Anyway, thanks for an interesting question. I also like this question because it proves to me that my resolution of a few months ago to stop listening to any of these clowns is working, because I had no idea Mister … Santorum (which one is he again?) said any such thing. But the Google says he did, and the Google never lies. Maybe I should vote for the Google. It’s a corporation, and thus a person, so why not?
Onward. Apparently Rick Santorum, former US Senator from Pennsylvania and current presidential candidate, was addressing some college students in New Hampshire the other day, in the course of which, according to Politico.com, “Santorum explained that when the Declaration of Independence promised life, liberty and the pursuit of happiness, it did not mean happiness as we know it today. ‘Happiness is not enjoyment or pleasure,’ Santorum said. ‘Happiness means to do the right thing — to do not what we want to do, but what we ought to do.'” He reportedly also noted that “America is not a melting pot. It’s a salad bowl.” Oh goody. Wake me when it’s over.
The relevant text of the Declaration of Independence is “We hold these truths to be self-evident, that all men are created equal, that they are endowed by their Creator with certain unalienable rights, that among these are life, liberty and the pursuit of happiness.” The noun “happiness” means, according to the Oxford English Dictionary, “The quality or condition of being happy.” The adjective “happy” first appeared in the 14th century with the meaning “lucky; fortunate,” which made sense because “happy” was based on the noun “hap” (from the Old Norse “happ”), meaning “luck” or “good fortune.” Other descendants of “hap” include “happen” (originally meaning “to occur by chance” rather than, as now, simply “to occur”) and “hapless,” meaning “unlucky.” In modern use, “happy” is most often used to mean “having a great feeling of pleasure or contentedness.”
So the question posed by Senator Santorum’s “clarification” is whether the noun “happiness,” back around 1776, meant something other than the state of being happy, content, satisfied with one’s lot, etc. Thanks to the tireless folks at the Oxford English Dictionary (OED), we have a pretty complete record of how “happiness” has been used since it first appeared in the early 16th century.
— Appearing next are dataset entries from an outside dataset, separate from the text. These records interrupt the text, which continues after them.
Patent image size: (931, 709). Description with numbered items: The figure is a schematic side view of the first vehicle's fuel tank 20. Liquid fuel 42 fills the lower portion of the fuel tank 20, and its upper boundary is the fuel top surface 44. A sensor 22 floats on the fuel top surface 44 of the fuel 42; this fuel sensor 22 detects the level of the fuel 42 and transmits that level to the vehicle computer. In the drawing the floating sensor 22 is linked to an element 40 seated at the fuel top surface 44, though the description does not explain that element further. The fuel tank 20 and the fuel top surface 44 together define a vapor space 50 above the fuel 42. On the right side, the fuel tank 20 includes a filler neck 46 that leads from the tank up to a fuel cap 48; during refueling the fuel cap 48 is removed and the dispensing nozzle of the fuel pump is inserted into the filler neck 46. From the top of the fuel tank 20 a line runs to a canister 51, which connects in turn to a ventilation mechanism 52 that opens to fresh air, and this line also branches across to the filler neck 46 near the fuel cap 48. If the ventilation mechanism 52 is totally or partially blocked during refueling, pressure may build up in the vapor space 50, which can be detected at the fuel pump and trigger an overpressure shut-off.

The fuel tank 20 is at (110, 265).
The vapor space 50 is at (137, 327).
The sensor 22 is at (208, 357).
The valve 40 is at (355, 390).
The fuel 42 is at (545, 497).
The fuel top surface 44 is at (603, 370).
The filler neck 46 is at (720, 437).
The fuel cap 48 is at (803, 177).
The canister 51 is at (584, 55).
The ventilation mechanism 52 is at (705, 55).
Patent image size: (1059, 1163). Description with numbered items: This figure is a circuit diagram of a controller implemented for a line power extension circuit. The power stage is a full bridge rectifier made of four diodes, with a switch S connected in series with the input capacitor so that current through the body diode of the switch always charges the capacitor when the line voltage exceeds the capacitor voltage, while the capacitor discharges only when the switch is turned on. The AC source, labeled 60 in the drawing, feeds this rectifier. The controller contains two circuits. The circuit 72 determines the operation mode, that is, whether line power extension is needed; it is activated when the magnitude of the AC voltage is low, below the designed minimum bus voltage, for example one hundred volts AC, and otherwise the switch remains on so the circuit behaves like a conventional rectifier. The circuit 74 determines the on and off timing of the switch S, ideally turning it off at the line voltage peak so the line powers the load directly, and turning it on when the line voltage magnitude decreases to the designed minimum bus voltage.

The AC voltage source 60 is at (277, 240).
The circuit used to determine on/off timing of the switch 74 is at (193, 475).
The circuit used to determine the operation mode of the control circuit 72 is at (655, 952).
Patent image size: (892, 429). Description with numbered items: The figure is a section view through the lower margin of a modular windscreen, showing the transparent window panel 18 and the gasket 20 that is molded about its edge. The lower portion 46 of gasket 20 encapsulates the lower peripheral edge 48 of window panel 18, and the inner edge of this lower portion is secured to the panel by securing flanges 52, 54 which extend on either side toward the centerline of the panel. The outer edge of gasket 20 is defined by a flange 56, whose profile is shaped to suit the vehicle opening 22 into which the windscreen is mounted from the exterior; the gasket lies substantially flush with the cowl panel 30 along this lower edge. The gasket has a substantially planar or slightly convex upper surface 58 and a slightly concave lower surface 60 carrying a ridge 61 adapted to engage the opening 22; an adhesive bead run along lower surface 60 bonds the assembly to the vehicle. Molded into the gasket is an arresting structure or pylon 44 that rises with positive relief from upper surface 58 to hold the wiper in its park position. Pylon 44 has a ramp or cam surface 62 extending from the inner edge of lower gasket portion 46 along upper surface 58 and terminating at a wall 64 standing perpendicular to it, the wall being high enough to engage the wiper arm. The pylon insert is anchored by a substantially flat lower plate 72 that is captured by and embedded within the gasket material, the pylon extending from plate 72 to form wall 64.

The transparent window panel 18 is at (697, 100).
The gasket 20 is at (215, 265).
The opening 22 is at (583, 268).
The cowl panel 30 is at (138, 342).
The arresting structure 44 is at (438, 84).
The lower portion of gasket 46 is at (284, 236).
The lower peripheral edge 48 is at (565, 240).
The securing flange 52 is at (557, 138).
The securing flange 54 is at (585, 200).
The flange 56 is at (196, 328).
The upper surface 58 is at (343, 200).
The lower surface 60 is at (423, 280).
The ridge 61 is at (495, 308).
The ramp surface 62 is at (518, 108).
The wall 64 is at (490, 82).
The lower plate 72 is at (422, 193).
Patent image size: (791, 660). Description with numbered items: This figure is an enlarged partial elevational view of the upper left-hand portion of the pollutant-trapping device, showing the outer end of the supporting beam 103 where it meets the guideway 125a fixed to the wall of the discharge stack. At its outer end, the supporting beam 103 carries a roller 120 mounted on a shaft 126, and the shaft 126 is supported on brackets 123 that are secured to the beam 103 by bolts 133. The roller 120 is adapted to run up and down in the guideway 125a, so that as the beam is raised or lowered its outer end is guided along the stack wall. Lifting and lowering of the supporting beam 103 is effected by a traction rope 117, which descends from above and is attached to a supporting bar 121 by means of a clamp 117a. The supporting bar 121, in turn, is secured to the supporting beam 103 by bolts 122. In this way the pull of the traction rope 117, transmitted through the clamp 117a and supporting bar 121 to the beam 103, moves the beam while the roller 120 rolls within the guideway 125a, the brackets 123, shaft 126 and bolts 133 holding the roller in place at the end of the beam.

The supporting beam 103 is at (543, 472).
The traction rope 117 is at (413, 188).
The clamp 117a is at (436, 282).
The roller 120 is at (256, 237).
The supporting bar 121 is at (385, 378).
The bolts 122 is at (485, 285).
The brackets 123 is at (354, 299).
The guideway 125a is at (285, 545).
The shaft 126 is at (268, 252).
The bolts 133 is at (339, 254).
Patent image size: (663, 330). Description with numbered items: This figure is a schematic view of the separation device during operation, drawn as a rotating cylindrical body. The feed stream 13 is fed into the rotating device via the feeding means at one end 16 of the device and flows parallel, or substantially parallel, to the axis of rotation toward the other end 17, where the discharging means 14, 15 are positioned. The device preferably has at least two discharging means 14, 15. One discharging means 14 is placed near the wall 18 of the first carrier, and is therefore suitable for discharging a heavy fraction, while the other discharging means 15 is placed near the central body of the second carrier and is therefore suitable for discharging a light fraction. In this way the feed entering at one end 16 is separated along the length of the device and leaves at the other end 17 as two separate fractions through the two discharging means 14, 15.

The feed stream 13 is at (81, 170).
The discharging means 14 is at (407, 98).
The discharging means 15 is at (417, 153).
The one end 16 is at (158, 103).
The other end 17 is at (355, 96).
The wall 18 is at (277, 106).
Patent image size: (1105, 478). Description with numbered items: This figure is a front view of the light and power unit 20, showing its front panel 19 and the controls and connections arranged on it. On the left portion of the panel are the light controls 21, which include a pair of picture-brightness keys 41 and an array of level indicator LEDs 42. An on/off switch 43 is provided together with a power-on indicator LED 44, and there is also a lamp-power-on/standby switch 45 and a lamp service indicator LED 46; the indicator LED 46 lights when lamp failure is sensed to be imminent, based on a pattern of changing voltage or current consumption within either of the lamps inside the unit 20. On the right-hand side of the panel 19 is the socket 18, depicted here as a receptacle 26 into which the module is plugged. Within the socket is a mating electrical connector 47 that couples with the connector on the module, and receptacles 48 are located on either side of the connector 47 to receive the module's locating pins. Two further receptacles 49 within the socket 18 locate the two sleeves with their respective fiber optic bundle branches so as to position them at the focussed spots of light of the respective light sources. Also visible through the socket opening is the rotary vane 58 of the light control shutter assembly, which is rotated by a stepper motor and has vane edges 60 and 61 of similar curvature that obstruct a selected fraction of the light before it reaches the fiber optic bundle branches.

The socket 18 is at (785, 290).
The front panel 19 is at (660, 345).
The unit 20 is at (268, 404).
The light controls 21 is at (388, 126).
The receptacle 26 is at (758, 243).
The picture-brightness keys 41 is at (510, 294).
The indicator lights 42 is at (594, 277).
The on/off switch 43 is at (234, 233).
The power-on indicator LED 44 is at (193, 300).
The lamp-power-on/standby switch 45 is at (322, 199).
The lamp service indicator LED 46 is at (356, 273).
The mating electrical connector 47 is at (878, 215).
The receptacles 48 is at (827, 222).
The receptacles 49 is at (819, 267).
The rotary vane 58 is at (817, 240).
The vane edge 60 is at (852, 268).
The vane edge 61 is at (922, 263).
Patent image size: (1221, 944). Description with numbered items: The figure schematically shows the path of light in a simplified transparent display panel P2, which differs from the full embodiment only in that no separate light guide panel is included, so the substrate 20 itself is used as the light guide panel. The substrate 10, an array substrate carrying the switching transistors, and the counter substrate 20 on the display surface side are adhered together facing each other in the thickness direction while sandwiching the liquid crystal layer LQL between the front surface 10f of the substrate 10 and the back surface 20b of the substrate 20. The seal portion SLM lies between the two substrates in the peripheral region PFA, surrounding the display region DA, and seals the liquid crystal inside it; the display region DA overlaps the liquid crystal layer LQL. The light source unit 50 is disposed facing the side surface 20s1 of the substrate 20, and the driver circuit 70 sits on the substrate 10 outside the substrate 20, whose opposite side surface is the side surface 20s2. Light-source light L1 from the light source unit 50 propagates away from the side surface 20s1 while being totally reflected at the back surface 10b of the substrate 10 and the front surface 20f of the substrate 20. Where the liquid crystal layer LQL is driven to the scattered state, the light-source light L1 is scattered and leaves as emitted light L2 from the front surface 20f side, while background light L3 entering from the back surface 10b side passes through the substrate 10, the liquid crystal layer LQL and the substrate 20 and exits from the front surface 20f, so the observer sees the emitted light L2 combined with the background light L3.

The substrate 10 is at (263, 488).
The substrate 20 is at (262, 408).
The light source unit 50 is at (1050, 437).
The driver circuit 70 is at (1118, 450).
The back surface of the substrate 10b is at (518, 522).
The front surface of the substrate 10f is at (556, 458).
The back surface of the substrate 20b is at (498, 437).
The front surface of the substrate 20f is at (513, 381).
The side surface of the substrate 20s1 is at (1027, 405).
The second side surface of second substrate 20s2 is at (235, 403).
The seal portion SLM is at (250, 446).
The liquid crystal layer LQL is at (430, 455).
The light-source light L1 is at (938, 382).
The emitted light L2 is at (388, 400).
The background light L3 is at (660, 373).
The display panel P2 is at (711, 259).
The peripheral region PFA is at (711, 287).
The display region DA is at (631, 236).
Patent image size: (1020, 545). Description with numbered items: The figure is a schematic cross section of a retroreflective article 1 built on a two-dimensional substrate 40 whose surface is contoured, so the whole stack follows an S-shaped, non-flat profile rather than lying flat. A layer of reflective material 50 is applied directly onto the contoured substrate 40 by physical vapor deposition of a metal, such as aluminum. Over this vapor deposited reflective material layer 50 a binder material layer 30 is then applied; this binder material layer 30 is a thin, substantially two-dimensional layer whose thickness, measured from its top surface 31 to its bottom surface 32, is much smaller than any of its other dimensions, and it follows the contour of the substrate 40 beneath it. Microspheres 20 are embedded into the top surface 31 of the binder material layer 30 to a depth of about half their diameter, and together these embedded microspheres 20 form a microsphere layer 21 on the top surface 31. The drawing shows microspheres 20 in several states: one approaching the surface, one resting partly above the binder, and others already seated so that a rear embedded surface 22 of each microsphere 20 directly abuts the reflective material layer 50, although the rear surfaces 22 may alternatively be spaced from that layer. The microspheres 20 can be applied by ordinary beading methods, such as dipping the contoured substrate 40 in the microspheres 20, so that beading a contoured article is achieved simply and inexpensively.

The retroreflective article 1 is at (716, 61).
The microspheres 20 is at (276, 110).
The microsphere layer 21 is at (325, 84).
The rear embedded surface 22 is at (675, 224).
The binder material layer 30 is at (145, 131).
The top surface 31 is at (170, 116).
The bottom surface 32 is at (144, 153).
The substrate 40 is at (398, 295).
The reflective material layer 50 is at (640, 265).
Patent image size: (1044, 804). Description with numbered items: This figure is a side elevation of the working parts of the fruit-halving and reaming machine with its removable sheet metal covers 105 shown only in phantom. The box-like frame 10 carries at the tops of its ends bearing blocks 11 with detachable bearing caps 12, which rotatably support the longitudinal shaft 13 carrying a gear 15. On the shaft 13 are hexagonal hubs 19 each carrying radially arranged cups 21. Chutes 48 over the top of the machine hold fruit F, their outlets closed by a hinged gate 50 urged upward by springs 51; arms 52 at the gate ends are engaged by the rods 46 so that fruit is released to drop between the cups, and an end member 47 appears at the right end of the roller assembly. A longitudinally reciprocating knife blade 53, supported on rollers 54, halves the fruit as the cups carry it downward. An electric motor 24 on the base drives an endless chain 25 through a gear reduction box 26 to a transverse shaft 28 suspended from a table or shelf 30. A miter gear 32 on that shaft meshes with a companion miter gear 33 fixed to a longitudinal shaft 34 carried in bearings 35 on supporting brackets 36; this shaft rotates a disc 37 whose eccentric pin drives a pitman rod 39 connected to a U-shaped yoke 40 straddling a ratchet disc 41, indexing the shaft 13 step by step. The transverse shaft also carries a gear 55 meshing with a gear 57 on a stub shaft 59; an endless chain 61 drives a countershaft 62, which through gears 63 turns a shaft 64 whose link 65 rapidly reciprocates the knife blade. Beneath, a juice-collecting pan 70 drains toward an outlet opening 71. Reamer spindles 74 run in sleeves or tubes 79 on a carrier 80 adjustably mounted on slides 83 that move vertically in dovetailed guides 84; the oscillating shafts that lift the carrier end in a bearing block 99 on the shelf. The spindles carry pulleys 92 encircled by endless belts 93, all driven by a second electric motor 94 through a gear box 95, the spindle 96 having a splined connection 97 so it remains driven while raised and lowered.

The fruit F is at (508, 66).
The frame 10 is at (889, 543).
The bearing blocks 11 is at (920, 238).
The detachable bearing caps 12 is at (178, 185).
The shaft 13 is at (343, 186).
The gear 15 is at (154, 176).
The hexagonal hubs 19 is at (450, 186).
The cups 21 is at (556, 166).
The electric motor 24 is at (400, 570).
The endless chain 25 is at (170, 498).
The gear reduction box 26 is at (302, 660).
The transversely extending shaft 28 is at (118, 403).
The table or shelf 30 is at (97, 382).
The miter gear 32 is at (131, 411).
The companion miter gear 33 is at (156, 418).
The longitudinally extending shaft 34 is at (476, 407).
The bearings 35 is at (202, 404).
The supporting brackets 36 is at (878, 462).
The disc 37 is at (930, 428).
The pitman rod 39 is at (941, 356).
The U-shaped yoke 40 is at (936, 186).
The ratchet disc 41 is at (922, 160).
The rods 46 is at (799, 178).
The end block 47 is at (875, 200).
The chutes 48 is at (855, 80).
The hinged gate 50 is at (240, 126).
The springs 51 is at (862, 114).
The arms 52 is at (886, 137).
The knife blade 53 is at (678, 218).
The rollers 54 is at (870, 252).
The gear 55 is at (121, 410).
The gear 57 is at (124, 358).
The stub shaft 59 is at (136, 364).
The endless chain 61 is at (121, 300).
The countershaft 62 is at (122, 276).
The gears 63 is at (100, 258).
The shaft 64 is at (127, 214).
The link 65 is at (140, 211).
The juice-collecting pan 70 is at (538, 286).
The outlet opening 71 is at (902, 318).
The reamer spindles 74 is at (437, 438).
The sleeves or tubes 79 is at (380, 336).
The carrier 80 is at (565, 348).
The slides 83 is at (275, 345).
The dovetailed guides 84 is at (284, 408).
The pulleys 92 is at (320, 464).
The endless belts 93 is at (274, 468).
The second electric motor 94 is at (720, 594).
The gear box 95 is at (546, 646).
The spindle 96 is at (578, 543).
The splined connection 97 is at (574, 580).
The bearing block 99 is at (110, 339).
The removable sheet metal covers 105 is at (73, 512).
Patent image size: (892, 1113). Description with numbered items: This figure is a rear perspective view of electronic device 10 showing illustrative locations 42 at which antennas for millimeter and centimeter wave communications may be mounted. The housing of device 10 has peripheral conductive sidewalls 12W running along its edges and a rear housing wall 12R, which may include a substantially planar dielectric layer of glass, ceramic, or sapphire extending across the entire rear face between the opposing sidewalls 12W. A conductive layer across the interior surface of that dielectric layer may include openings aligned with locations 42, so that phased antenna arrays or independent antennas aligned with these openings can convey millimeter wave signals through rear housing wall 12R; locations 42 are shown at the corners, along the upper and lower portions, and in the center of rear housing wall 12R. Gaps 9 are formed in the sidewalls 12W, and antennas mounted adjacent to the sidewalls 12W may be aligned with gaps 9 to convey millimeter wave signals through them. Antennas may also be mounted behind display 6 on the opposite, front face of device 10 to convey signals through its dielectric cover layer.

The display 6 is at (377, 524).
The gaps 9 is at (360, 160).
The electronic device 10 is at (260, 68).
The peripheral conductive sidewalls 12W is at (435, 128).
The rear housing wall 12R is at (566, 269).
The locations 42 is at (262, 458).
There have, indeed, been various shades of meaning attached to “happiness” over the years. From the earliest “Good fortune or luck in life or in a particular affair; success, prosperity” (OED) came, in the 1590s, “The state of pleasurable content of mind, which results from success or the attainment of what is considered good” (OED). The only other major sense to develop was around 1600, when Shakespeare introduced the use of “happiness” meaning “Successful or felicitous aptitude, fitness, suitability, or appropriateness” (OED) (“Claudio: He is a very proper man. Prince: He hath indeed a good outward happiness …,” Much Ado about Nothing).
I suppose that one could attempt to stretch “The state of pleasurable content of mind, which results from success or the attainment of what is considered good” to fit the former Senator’s definition (“Happiness means to do the right thing — to do not what we want to do, but what we ought to do”), but it really won’t work. It’s pretty clear that the Founders intended “the pursuit of happiness” to mean “a fair shot at success, enjoyment of life and contentment” not “the chance to do what is right.” People should do the right thing, of course, but Mr. Santorum should argue that point on its own merits, not by mangling history.